Bukankah segala gerakan kita hanya pengulangan, hasil reaksi dari kata. Karena pada awalnya adalah kata, dan kata itu bersama-sama dengan dia. Dia juga lah kata itu. Dengarkanlah bagaimana kata menguak rasa, dibalik rasa ada memori, dan kita manusia pada dasarnya hanya gumpalan padatnya.

Gejolak memori menggerakkan raga, bukankah semua aksi kita hanya bentuk repetisi. Rangkaian yang diketahui bertemu ekspektasi bentukan baik dari lingkungan atau didikan. Berharap perubahan tapi pada dasarnya hanya melakukan pengulangan.

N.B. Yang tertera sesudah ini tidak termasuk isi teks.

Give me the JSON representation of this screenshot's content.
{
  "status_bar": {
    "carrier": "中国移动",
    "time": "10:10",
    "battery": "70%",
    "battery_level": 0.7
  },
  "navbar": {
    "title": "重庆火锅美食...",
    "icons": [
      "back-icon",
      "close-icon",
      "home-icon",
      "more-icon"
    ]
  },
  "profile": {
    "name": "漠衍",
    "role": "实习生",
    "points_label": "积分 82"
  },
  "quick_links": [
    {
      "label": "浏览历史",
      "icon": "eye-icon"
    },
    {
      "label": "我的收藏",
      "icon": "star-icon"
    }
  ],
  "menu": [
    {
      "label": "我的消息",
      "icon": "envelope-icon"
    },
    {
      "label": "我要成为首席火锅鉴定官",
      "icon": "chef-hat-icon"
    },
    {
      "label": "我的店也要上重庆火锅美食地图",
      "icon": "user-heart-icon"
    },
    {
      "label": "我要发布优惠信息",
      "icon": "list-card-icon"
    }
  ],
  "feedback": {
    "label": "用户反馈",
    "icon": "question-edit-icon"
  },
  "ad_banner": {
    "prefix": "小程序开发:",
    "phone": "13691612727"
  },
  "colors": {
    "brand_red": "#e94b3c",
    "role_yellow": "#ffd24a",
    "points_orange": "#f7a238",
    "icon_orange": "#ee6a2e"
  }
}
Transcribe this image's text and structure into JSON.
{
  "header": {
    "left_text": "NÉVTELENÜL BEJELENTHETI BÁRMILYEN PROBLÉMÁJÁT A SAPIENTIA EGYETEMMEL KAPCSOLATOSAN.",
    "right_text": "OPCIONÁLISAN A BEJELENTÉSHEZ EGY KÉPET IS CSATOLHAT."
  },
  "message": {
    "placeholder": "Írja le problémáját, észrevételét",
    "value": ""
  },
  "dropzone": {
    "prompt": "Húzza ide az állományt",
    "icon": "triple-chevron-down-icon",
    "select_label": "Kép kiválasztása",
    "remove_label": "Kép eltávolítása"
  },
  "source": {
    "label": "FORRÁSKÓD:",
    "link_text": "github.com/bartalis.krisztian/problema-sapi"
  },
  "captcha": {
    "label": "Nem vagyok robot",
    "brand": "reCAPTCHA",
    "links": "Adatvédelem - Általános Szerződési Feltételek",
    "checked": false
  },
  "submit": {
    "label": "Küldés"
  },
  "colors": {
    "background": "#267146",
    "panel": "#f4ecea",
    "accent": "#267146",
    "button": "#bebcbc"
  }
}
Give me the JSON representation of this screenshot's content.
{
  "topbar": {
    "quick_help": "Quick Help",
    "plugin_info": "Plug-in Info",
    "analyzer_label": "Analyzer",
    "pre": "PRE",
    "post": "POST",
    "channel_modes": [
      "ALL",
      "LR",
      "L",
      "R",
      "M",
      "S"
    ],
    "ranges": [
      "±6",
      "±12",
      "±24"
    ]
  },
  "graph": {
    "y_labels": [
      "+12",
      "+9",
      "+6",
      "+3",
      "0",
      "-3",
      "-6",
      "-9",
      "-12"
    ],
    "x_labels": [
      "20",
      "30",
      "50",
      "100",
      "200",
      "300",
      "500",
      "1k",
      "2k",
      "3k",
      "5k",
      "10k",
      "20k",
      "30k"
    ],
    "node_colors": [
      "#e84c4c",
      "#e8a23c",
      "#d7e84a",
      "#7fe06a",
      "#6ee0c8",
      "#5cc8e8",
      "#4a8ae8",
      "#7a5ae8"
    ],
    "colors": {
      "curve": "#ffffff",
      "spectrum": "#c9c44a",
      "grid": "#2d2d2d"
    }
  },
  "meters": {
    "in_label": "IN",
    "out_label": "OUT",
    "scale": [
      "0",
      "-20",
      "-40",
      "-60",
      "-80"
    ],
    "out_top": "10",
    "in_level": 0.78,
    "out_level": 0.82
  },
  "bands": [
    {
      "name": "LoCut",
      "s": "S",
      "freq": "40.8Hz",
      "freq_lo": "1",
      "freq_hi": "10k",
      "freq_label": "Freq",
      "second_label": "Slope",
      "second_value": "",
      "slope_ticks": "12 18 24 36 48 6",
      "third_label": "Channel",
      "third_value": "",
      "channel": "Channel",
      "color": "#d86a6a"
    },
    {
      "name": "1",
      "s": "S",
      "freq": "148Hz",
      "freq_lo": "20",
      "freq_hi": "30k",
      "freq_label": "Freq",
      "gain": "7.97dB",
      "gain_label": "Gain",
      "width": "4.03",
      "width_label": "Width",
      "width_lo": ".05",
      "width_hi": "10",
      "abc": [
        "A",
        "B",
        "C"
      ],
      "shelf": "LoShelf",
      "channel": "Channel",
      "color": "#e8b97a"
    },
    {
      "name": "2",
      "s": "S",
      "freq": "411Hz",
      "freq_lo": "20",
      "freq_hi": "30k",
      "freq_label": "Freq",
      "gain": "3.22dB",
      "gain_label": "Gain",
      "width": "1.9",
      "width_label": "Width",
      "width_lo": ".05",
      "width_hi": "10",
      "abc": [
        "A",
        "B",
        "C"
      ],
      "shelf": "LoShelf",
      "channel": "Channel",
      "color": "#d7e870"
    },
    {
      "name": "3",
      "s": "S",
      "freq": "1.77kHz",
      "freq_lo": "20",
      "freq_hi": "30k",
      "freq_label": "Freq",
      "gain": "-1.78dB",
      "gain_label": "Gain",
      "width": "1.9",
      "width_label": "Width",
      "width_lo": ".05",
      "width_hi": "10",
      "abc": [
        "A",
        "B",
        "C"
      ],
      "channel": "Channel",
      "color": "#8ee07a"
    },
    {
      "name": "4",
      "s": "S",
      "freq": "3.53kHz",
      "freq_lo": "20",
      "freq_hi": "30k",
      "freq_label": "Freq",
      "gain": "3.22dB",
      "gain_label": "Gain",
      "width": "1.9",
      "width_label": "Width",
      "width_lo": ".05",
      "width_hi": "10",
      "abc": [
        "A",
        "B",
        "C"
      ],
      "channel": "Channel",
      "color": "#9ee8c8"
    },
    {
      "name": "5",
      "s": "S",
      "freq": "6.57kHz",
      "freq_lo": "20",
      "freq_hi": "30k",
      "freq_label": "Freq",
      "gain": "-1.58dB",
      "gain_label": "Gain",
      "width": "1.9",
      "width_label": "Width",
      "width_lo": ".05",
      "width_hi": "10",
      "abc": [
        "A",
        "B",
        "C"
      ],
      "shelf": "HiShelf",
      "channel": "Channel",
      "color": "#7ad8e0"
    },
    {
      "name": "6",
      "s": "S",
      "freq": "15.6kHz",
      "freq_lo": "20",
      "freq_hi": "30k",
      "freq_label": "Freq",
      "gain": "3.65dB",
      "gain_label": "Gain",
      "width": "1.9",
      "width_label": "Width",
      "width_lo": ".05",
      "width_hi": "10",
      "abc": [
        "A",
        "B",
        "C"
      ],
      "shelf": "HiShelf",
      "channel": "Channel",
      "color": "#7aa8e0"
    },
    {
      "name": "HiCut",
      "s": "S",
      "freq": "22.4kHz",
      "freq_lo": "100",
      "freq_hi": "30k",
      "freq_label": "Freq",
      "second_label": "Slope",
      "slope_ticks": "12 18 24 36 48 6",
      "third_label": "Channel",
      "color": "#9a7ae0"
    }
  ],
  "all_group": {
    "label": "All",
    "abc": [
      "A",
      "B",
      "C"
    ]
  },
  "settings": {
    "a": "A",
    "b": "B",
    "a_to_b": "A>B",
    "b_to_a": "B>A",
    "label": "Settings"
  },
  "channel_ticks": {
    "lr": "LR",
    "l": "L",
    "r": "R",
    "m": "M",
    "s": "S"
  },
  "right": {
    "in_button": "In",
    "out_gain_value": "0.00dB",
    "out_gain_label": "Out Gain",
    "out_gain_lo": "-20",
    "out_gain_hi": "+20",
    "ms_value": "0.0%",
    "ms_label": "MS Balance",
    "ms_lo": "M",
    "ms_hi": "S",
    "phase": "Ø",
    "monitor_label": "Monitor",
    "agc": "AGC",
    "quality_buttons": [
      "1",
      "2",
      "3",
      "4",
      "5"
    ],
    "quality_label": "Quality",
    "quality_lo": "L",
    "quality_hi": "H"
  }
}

Tidak bisa tidak, kita hidup hanya melakukan yang kita ketahui saja.

Kemudian, kita menemukan alasan. Karena apalah beda manusia dengan monyet kalau bukan pada akhirnya si manusia mampu melahirkan alasan. Alasan itu yang paling sering dikatakan adalah rasa. Raga diberi alasan rasa. Hasrat diberi alasan rasa. Ketagihan diberi alasan rasa.